A Federal Election Commission document shows LaHood received the money from a man who contributed in 2015 to the campaign of LaHood's son and current Congressman Darin LaHood.
In a news release announcing a broader violation to U.S. election laws, the Justice Department said LaHood, 75, resolved a federal criminal investigation by paying a $40,000 fine, he agreed to cooperate with the investigation, and repaid $50,000 he received from Toufic Joseph Baaklini.
Baaklini, 58, was said to be an associate of Lebanese-Nigerian billionaire Gilbert Chagoury, who entered into a deferred prosecution agreement by paying a $1.8 million fine for violating campaign finance laws.
It's alleged Chagoury, 75, provided approximately $180,000 that was used to make contributions to four federal political candidates in U.S. elections, but the candidates' names were not included in the news release.
Chagoury, as a foreign national, was prohibited from contributing to any U.S. elections.
The Justice Department said LaHood received $50,000 from Baaklini in June 2012 when the former lawmaker was U.S. Transportation Secretary.
LaHood was having financial problems at the time, and admitted that he accepted a check from Baaklini with the word "loan" written on the memo portion on the check.
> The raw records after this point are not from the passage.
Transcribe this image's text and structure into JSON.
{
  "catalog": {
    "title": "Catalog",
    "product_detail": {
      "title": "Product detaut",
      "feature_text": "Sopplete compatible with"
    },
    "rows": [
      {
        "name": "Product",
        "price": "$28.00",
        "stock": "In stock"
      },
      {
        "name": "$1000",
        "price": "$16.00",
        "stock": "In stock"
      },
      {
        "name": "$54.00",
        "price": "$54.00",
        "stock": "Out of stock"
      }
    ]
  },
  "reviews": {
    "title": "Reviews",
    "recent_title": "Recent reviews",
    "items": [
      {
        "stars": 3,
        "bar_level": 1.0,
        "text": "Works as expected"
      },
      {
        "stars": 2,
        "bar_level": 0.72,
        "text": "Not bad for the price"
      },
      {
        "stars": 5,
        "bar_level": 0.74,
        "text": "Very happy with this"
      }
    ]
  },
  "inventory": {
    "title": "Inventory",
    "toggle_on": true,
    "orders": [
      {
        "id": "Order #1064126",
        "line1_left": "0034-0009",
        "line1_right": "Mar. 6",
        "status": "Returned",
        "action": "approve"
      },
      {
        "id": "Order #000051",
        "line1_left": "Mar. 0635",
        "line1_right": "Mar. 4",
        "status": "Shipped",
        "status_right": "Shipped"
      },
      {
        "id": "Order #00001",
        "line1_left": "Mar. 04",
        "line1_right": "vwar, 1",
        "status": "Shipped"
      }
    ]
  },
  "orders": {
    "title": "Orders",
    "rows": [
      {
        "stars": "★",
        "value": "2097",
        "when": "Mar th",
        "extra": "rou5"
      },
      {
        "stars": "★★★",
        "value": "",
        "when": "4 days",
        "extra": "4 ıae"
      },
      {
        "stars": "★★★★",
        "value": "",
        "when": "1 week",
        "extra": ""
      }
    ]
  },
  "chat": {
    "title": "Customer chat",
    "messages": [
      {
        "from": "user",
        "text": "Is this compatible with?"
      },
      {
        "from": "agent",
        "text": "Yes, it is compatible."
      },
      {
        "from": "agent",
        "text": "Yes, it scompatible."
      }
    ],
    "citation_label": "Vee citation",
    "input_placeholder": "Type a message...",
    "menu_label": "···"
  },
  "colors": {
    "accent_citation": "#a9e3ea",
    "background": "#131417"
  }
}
According to the Justice Department, LaHood understood at the time that the money came from Chagoury, but failed to disclose he received the money because he didn't want to be associated with Chagoury.
LaHood also made misleading statements about the check and its source to FBI agents investigating Chagouri.
The news release said Baaklini settled his case with the government by paying a $90,000 fine and agreed to cooperate with the investigation.
Federal Election Commission documents showed Baaklini contributed $2,700 to Darin LaHood's congressional campaign in April 2015.
The Justice Department said the elder LaHood entered into a non-prosecution agreement in 2019, but its details did not become public until Wednesday.